With all our love to you our own, our very dear Bessie.

Monday, July 1, 2013

When The Children Ask...


The thought never occurred to me before.  Those endless questions of the children, often proceeded with "why?", are God ordained!  It's beginnings are found in the directions given for that first Passover meal.   This instruction was again repeated by Joshua at the crossing of the Jordan by Israel as they entered the Promised Land. It included setting up of memorial - visible things - stones of remembrance "that when the children ask...."

Asking questions is firstly a sign of a bright awareness of the world around and of everything in it.
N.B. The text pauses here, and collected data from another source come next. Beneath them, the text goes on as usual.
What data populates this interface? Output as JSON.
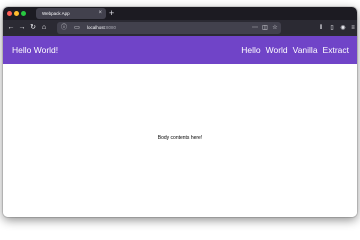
{
  "browser": {
    "tab_title": "Webpack App",
    "tab_close": "×",
    "new_tab": "+",
    "url_host": "localhost",
    "url_port": ":8080"
  },
  "app": {
    "brand": "Hello World!",
    "nav": [
      "Hello",
      "World",
      "Vanilla",
      "Extract"
    ],
    "body_text": "Body contents here!"
  },
  "colors": {
    "header": "#7044c8",
    "tabbar": "#1c1b22",
    "navbar": "#2b2a33"
  }
}
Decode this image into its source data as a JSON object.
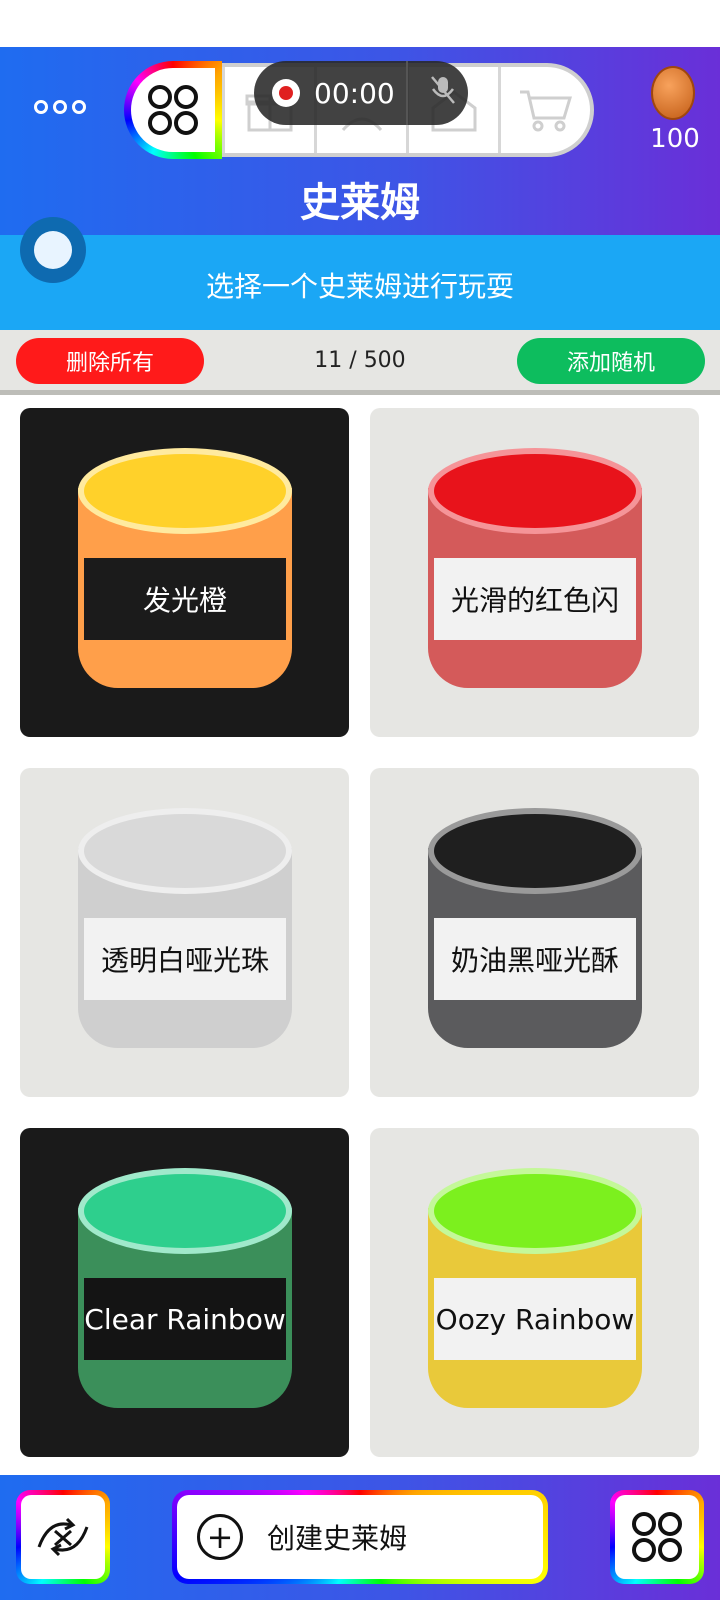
{
  "header": {
    "title": "史莱姆",
    "subtitle": "选择一个史莱姆进行玩耍",
    "coins": "100",
    "recording_time": "00:00"
  },
  "actions": {
    "delete_all": "删除所有",
    "counter": "11 / 500",
    "add_random": "添加随机"
  },
  "slimes": [
    {
      "label": "发光橙",
      "theme": "dark",
      "top_color": "#ffd12a",
      "body_color": "#ff9f4a",
      "label_bg": "#1b1b1b",
      "label_color": "#ffffff"
    },
    {
      "label": "光滑的红色闪",
      "theme": "light",
      "top_color": "#e8131b",
      "body_color": "#d45a5a",
      "label_bg": "#f2f2f2",
      "label_color": "#111111"
    },
    {
      "label": "透明白哑光珠",
      "theme": "light",
      "top_color": "#d9d9d9",
      "body_color": "#cfcfcf",
      "label_bg": "#f2f2f2",
      "label_color": "#111111"
    },
    {
      "label": "奶油黑哑光酥",
      "theme": "light",
      "top_color": "#1f1f1f",
      "body_color": "#5b5b5d",
      "label_bg": "#f2f2f2",
      "label_color": "#111111"
    },
    {
      "label": "Clear Rainbow",
      "theme": "dark",
      "top_color": "#2ecf8d",
      "body_color": "#3b8f5a",
      "label_bg": "#141414",
      "label_color": "#ffffff"
    },
    {
      "label": "Oozy Rainbow",
      "theme": "light",
      "top_color": "#7cf01e",
      "body_color": "#e9c93a",
      "label_bg": "#f2f2f2",
      "label_color": "#111111"
    }
  ],
  "bottom": {
    "create_label": "创建史莱姆"
  },
  "icons": {
    "menu": "more-icon",
    "grid": "grid-icon",
    "shop": "cart-icon",
    "coin": "coin-icon"
  }
}
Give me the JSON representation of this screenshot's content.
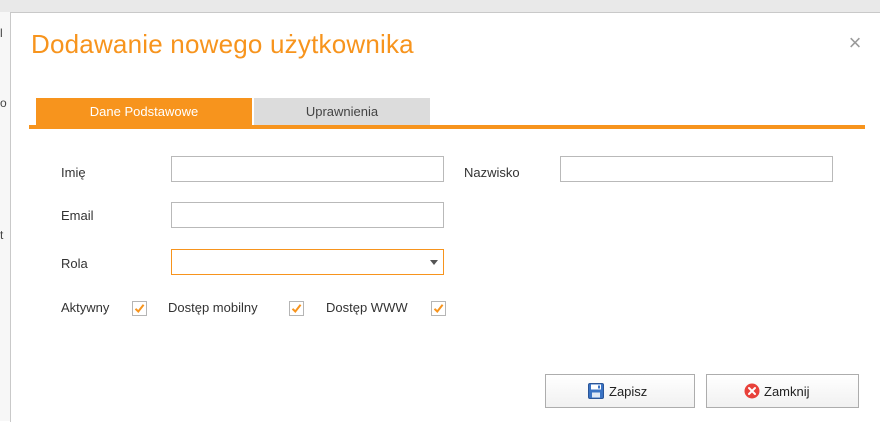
{
  "dialog": {
    "title": "Dodawanie nowego użytkownika",
    "close_glyph": "×"
  },
  "tabs": [
    {
      "label": "Dane Podstawowe",
      "active": true
    },
    {
      "label": "Uprawnienia",
      "active": false
    }
  ],
  "form": {
    "first_name": {
      "label": "Imię",
      "value": ""
    },
    "last_name": {
      "label": "Nazwisko",
      "value": ""
    },
    "email": {
      "label": "Email",
      "value": ""
    },
    "role": {
      "label": "Rola",
      "value": ""
    },
    "checkboxes": [
      {
        "label": "Aktywny",
        "checked": true
      },
      {
        "label": "Dostęp mobilny",
        "checked": true
      },
      {
        "label": "Dostęp WWW",
        "checked": true
      }
    ]
  },
  "buttons": {
    "save": {
      "label": "Zapisz",
      "icon": "floppy-disk-icon"
    },
    "close": {
      "label": "Zamknij",
      "icon": "close-circle-icon"
    }
  },
  "colors": {
    "accent": "#f7941d",
    "tab_inactive": "#dcdcdc",
    "close_icon": "#e8413a",
    "save_icon": "#3a73c4"
  },
  "background": {
    "fragments": [
      "l",
      "o",
      "t"
    ]
  }
}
We tend to forget that what we no longer notice is fresh and interesting to the young ones.  Their questions should prompt us to consider that, to consider too, that the answers are laying a foundation.  Simple questions can lead to answers of simple learning.  But sometimes they can be of strong and important theology.

I do remember how tiresome that questioning can become.  Some children are more insistent than others and can quickly strip the patience from a parental soul!  Keeping the thought of it being part of the Eternal Plan might just ease the situation and indeed give the constant answering a special gloss of importance.

It makes me sad to realize these truths were not mine when my own children were small.  But as Mercy continually redeems I now have opportunity with 'the next generation'.  What a lovely thought.

"...things we have heard and known
We must not hide them from their children,
but must tell a future generation
the praises of the Lord,
His might, 
and the wonderful works He has performed...
 to teach their children
so that a future generation
-children yet to be born-
might know..
so that they might put their confidence in God
and not forget God's works,
but keep His commandments."

_________
Exodus 12.25-27
Joshua 4.6,7
Joel 4.6,7
Psalm 78.1-6 Holman Standard Bible Trans.